In 2002, "Al-Hakim and other Iraqi opposition figures met with Secretary of Defense Donald Rumsfeld, Secretary of State Colin Powell and (via satellite hookup) Vice President Dick Cheney, al-Musawi said," Mary Jacoby wrote in Salon, May 16, 2004. "Also at the 2002 meetings were [Ahmed] Chalabi, Iyad Allawi—the recently named interim prime minister of Iraq, who has longtime ties to the CIA—and two Kurdish representatives, Massoud Barzani and Jalal Talabani.

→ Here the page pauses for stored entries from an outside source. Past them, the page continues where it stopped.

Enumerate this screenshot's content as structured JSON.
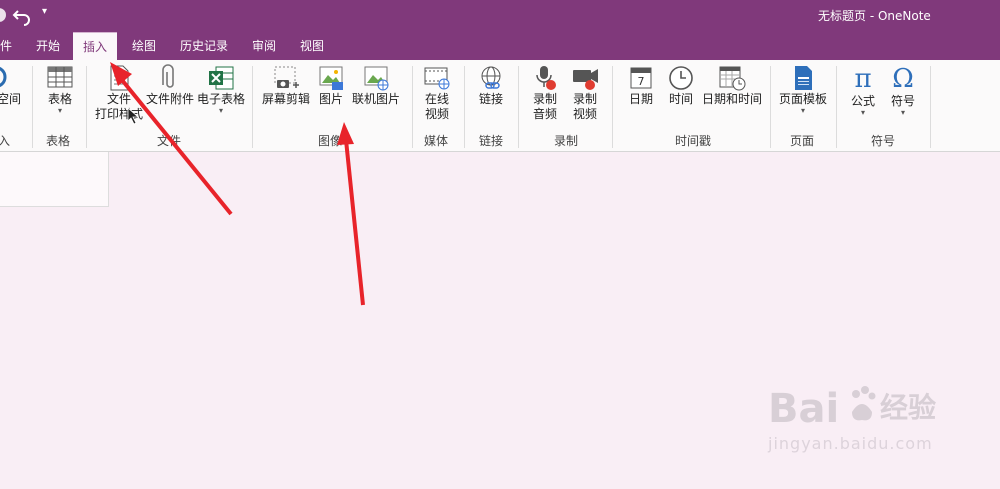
{
  "window": {
    "title": "无标题页  -  OneNote"
  },
  "quick_access": {
    "more": "▾"
  },
  "tabs": [
    {
      "label": "件"
    },
    {
      "label": "开始"
    },
    {
      "label": "插入"
    },
    {
      "label": "绘图"
    },
    {
      "label": "历史记录"
    },
    {
      "label": "审阅"
    },
    {
      "label": "视图"
    }
  ],
  "ribbon": {
    "insert_space": {
      "label": "空间"
    },
    "table": {
      "label": "表格"
    },
    "file_printout": {
      "line1": "文件",
      "line2": "打印样式"
    },
    "file_attachment": {
      "label": "文件附件"
    },
    "spreadsheet": {
      "label": "电子表格",
      "dd": "▾"
    },
    "screen_clipping": {
      "label": "屏幕剪辑"
    },
    "pictures": {
      "label": "图片"
    },
    "online_pictures": {
      "label": "联机图片"
    },
    "online_video": {
      "line1": "在线",
      "line2": "视频"
    },
    "link": {
      "label": "链接"
    },
    "record_audio": {
      "line1": "录制",
      "line2": "音频"
    },
    "record_video": {
      "line1": "录制",
      "line2": "视频"
    },
    "date": {
      "label": "日期",
      "calendar_number": "7"
    },
    "time": {
      "label": "时间"
    },
    "date_time": {
      "label": "日期和时间"
    },
    "page_templates": {
      "label": "页面模板",
      "dd": "▾"
    },
    "equation": {
      "label": "公式",
      "symbol": "π",
      "dd": "▾"
    },
    "symbol": {
      "label": "符号",
      "symbol": "Ω",
      "dd": "▾"
    }
  },
  "groups": [
    {
      "label": "入"
    },
    {
      "label": "表格"
    },
    {
      "label": "文件"
    },
    {
      "label": "图像"
    },
    {
      "label": "媒体"
    },
    {
      "label": "链接"
    },
    {
      "label": "录制"
    },
    {
      "label": "时间戳"
    },
    {
      "label": "页面"
    },
    {
      "label": "符号"
    }
  ],
  "watermark": {
    "logo": "Bai",
    "text": "经验",
    "url": "jingyan.baidu.com"
  },
  "colors": {
    "brand": "#80397b",
    "arrow": "#e8232a",
    "canvas": "#f9eef5"
  }
}
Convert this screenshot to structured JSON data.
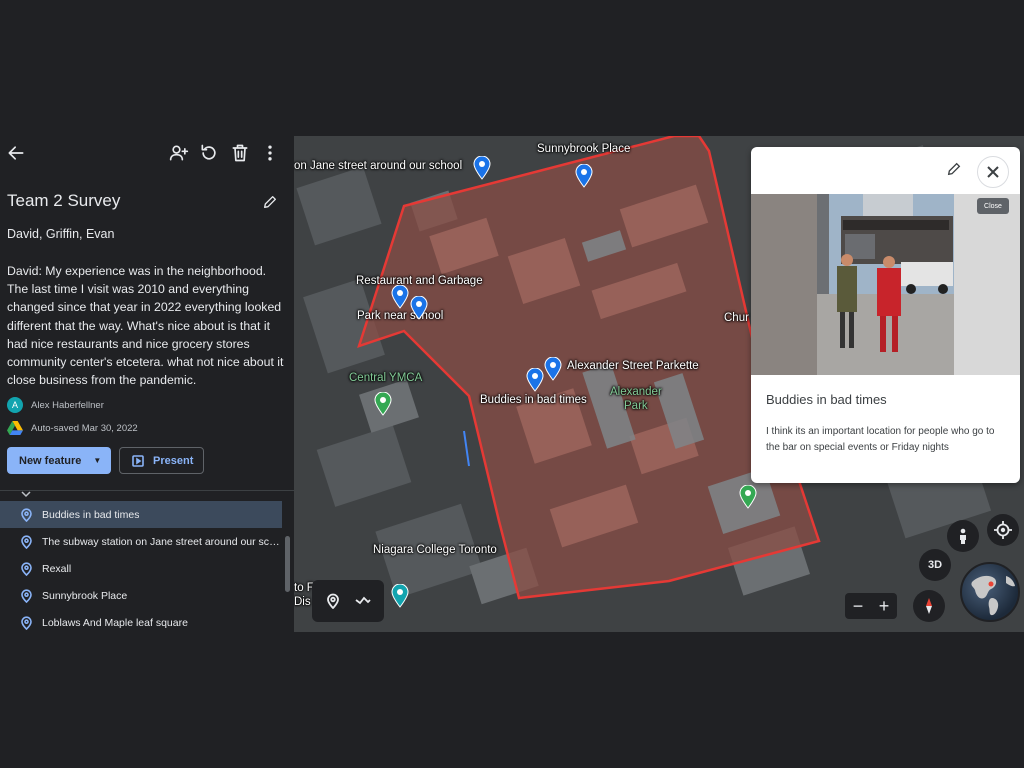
{
  "panel": {
    "project_title": "Team 2 Survey",
    "members": "David, Griffin, Evan",
    "description": "David: My experience was in the neighborhood. The last time I visit was 2010 and everything changed since that year in 2022 everything looked different that the way. What's nice about is that it had nice restaurants and nice grocery stores community center's etcetera. what not nice about it close business from the pandemic.",
    "author_initial": "A",
    "author": "Alex Haberfellner",
    "autosave": "Auto-saved Mar 30, 2022",
    "new_feature_label": "New feature",
    "present_label": "Present",
    "features": [
      {
        "label": "Buddies in bad times",
        "selected": true
      },
      {
        "label": "The subway station on Jane street around our sch...",
        "selected": false
      },
      {
        "label": "Rexall",
        "selected": false
      },
      {
        "label": "Sunnybrook Place",
        "selected": false
      },
      {
        "label": "Loblaws And Maple leaf square",
        "selected": false
      }
    ]
  },
  "map": {
    "labels": {
      "subway": "on Jane street around our school",
      "sunnybrook": "Sunnybrook Place",
      "restaurant": "Restaurant and Garbage",
      "park_school": "Park near school",
      "ymca": "Central YMCA",
      "alexander_parkette": "Alexander Street Parkette",
      "alexander_park_1": "Alexander",
      "alexander_park_2": "Park",
      "buddies": "Buddies in bad times",
      "niagara": "Niagara College Toronto",
      "chur": "Chur",
      "edge_1": "to F",
      "edge_2": "Dis"
    },
    "btn_3d": "3D",
    "zoom_out": "−",
    "zoom_in": "+",
    "colors": {
      "polygon": "#e53935",
      "pin_blue": "#1a73e8",
      "pin_green": "#34a853"
    }
  },
  "card": {
    "tooltip": "Close",
    "title": "Buddies in bad times",
    "description": "I think its an important location for people who go to the bar on special events or Friday nights"
  }
}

"'This was the first official contact for SCIRI, because before we did not automatically believe in the American direction -- whether they meant it or not,' al-Musawi said, referring to the United States' historical ambivalence toward removing Saddam, most prominently its failure to support Kurds and Shiites in their revolt after the Persian Gulf War, which Saddam brutally suppressed," Jacoby wrote.

On governance in Iraq

"And in a televised interview last spring," Reidar Visser, research fellow at the Norwegian Institute of International Affairs commented December 23, 2005, "a leading figure, Hashim al-Musawi, openly embraced the 3-governorate federal project for Basra, Maysan and Dhi Qar – and at the same time explicitly distanced himself from any large-scale federal units based on sectarian identity. I suspect that what is going on is similar to things seen within Muqtada al-Sadr’s movement over the past two years: the party leadership (actually in both cases, they are dominated by individuals with personal ties to central Iraq) insist on Iraqi nationalism in traditional terms, whereas individuals in the south become interested in the ongoing local efforts to establish a small and compact federal entity. (It was a Basra Sadrist who in August 2004 threatened with outright separation of the south during the Najaf crisis.) The big question, I guess, is whether these interesting seeds of small-scale local patriotism (perhaps a possible avenue for rapprochement between secular and Islamist forces?) will prove resilient and capable of creating public enthusiasm when challenged by the sectarian ideas underlying SCIRI’s scheme for a Shiite super-region."